Architecture

How Yako sources Microsoft cloud data, caches it on getyako.com, and serves it to the browser extension.

Overview

Yako has two deliverables:

  • A browser extension (Edge, Chrome, Firefox) that renders the new tab.
  • The getyako.com website, which doubles as a CDN for cached Microsoft data and assets.

The extension only ever talks to getyako.com. It never fetches from GitHub, msportals.io, cmd.ms, or any other origin at runtime. This gives us:

  • Stable URLs that survive upstream repo reorganisations.
  • A single, auditable domain in the extension manifest.
  • Lower latency (Cloudflare edge-cached) and no rate-limiting risk.

Upstream data sources

Three community-maintained repositories feed the pipeline:

Sync pipeline

A single Deno task, tasks/sync-icons.ts, orchestrates everything:

  1. Downloads the MicrosoftCloudLogos tarball, extracts only the logos/ and icons/ trees, and writes them to website/public/ms/.
  2. Builds website/public/ms/catalog.json — a unified index of every product (from metadata.md) plus every loose icon, with the best-quality image picked per product (SVG > 512px PNG > smaller).
  3. Downloads commands.csv to website/public/data/commands.csv.
  4. Downloads the nine msportals.io category files to website/public/data/portals/*.json.
  5. Derives two server-side manifests the extension actually consumes:
    • portals-by-category.json — single file bundling all nine msportals categories. Replaces nine HTTP requests with one.
    • portals.json — a flat, deduplicated list of searchable entries (cmd.ms + msportals) with iconUrl already resolved by fuzzy-matching portal names against the logos catalog (exact normalised name, altname, then substring).

Build + deploy

Cloudflare Pages runs on every push to main and on every deploy hook trigger. The build command installs Deno, runs deno task sync-icons (populating website/public/), then npm run build for the Astro site. The generated ms/ and data/ trees are .gitignored — only upstream SHAs are committed.

Change detection

.github/workflows/sync-upstream.yml runs hourly (cron at :17) and also reacts to repository_dispatch events from upstream forks. It:

  1. Fetches the current HEAD SHA of each upstream branch (via GitHub API).
  2. Compares against a cached SHA snapshot from the previous run.
  3. If any SHA changed, POSTs the Cloudflare Pages deploy hook.

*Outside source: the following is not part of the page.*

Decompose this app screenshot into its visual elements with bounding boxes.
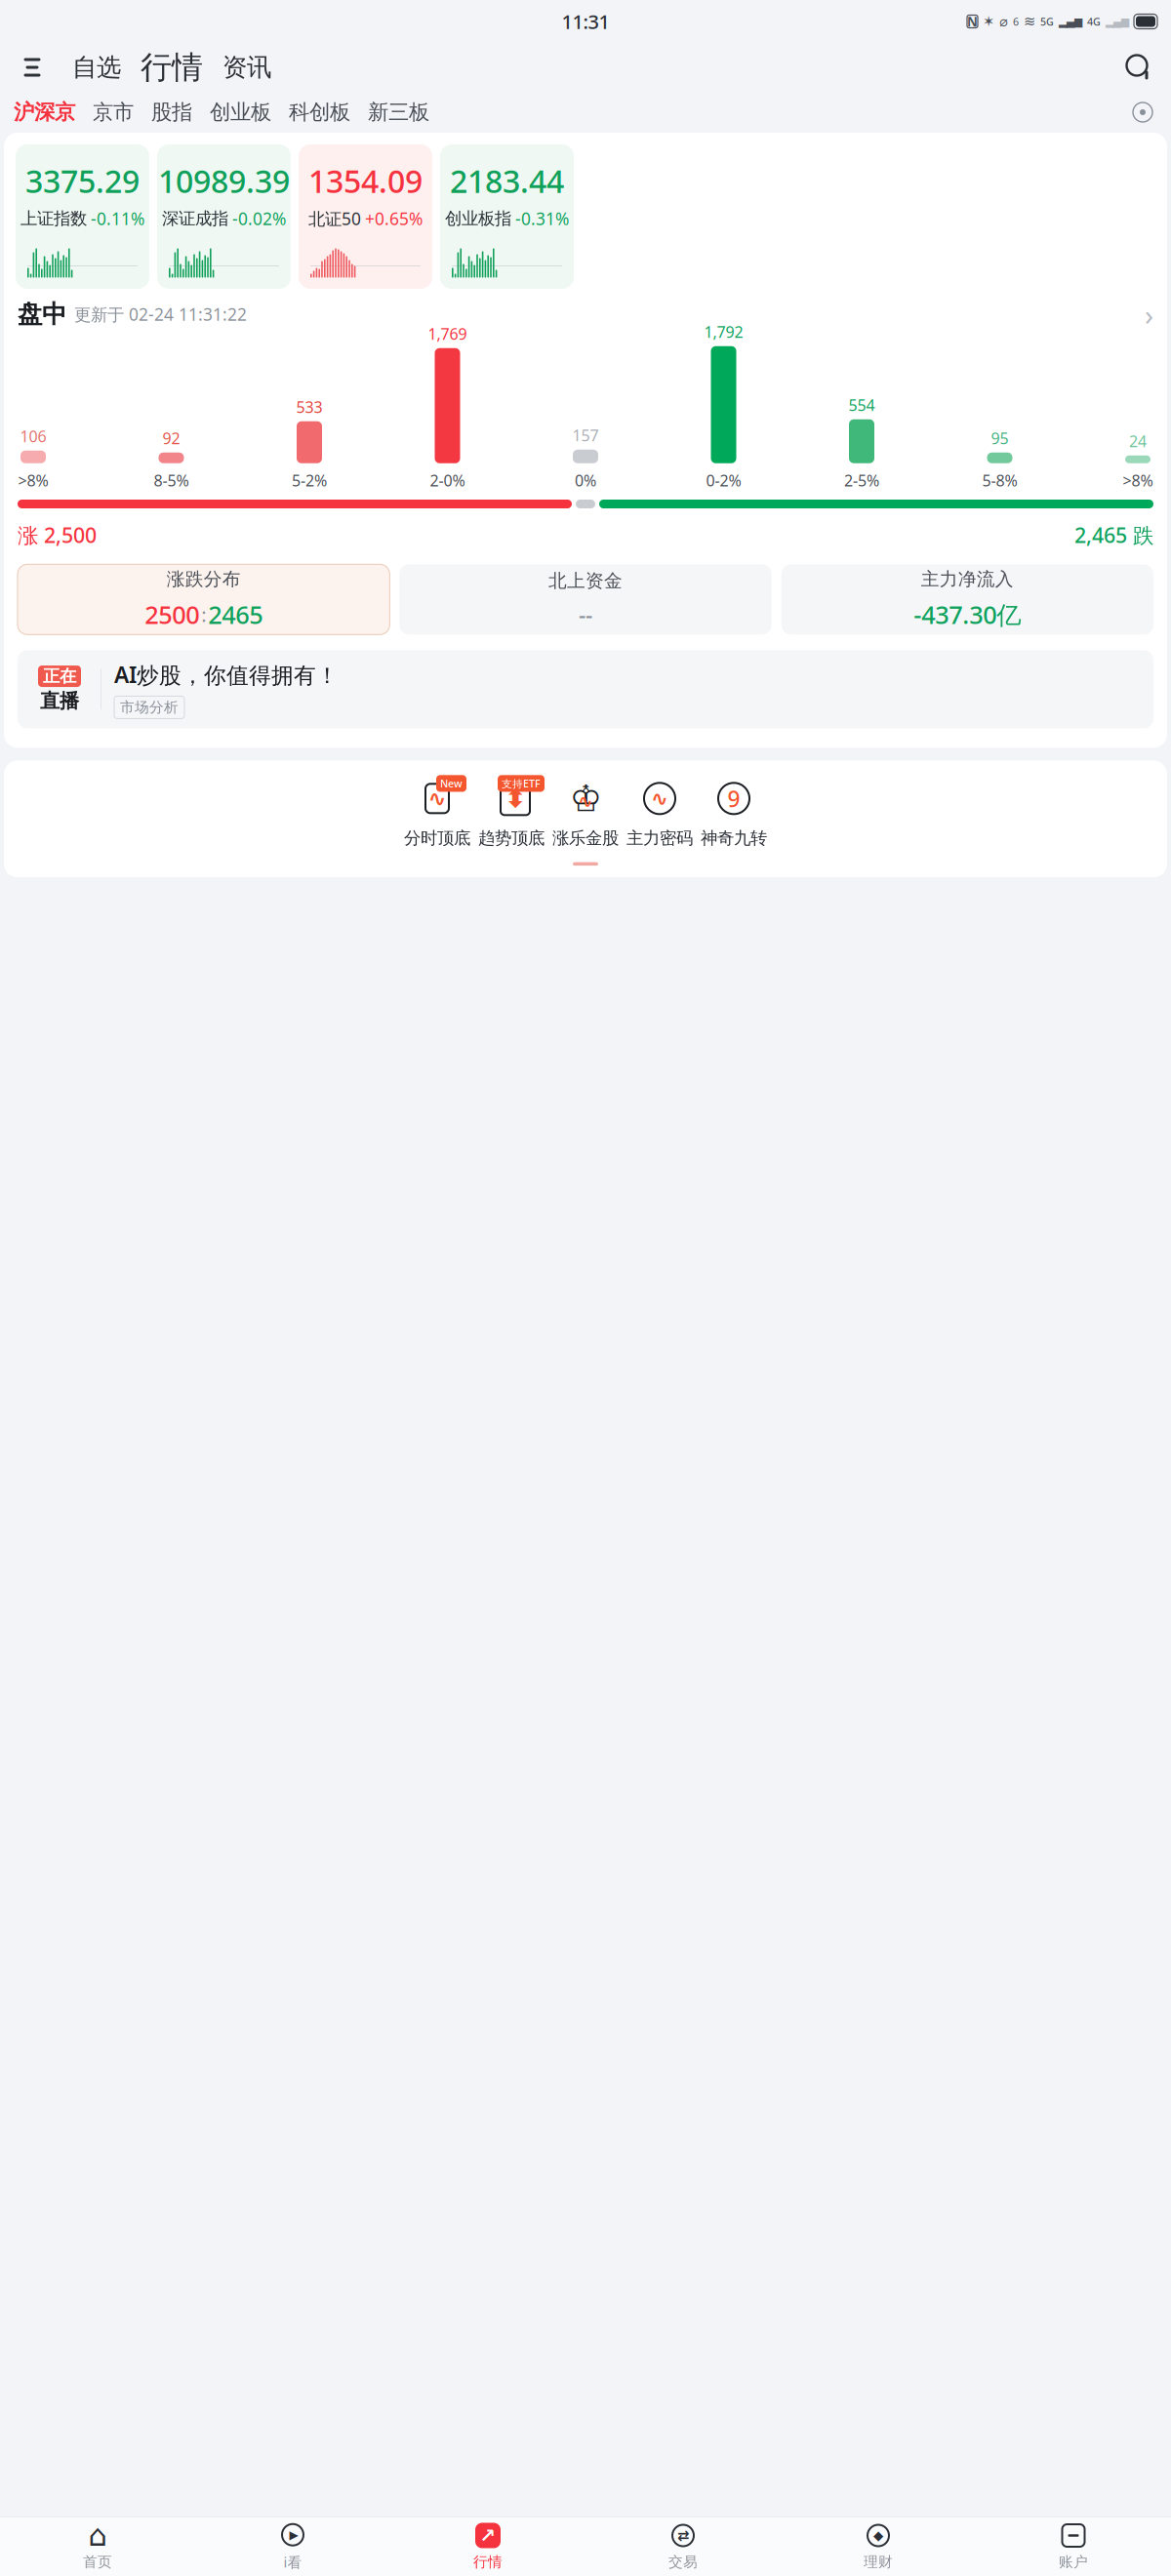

This is the only trigger that rebuilds cached data. No change, no deploy. Upstream repos can additionally fire instant rebuilds by posting a repository_dispatch with type upstream-logos-changed (see each source's notify-yako.yml).

Public URL contract

These URLs are stable. Extension versions currently shipping depend on them.

  • https://getyako.com/ms/catalog.json — logos + icons index.
  • https://getyako.com/ms/logos/… — product logo assets.
  • https://getyako.com/ms/icons/… — per-service icon assets.
  • https://getyako.com/data/commands.csv — raw cmd.ms commands.
  • https://getyako.com/data/portals/<category>.json — raw msportals category files.
  • https://getyako.com/data/portals-by-category.json — bundled msportals view.
  • https://getyako.com/data/portals.json — unified searchable manifest with resolved iconUrl.

Extension consumption

FeatureEndpointCache
cmd.ms terminal /data/commands.csv chrome.storage.local, 24h
msportals.io view /data/portals-by-category.json chrome.storage.local, 24h
Add-portal dialog /data/portals.json chrome.storage.local, 24h
Icon picker /ms/catalog.json + /ms/… chrome.storage.local, 24h

Flow diagram

  upstream repos                   yako repo / CF Pages                 extension
  ──────────────                   ────────────────────                 ─────────
  merill/MicrosoftCloudLogos ─┐
                              │    sync-upstream.yml (hourly)
  merill/cmd ─────────────────┼─▶  ├── poll SHAs
                              │    └── deploy hook ──▶ CF Pages build
  adamfowlerit/msportals.io ──┘                         │
                                                        │  deno task sync-icons
                                                        │   ├── download tarballs
                                                        │   ├── build catalog.json
                                                        │   ├── build portals.json
                                                        │   └── build by-category.json
                                                        ▼
                                               getyako.com/{ms,data}/…
                                                        │
                                                        ▼
                                                new tab ──▶ fetch + 24h cache

Stability guarantees

  • Icon URLs never 404 as long as a product exists in the logos fork. Upstream reorganisations are absorbed in the extension's next launch — icon paths resolve fresh from /ms/catalog.json.
  • Extension never hard-fails when upstream is down. Each data endpoint falls back to its cached copy in chrome.storage.local; entries without a matched icon fall back to pastel initials.
  • No client-side override files. Icon matching is fuzzy but entirely server-side. Unmatched portals are logged during sync so upstream gaps can be fixed at the source rather than patched per-client.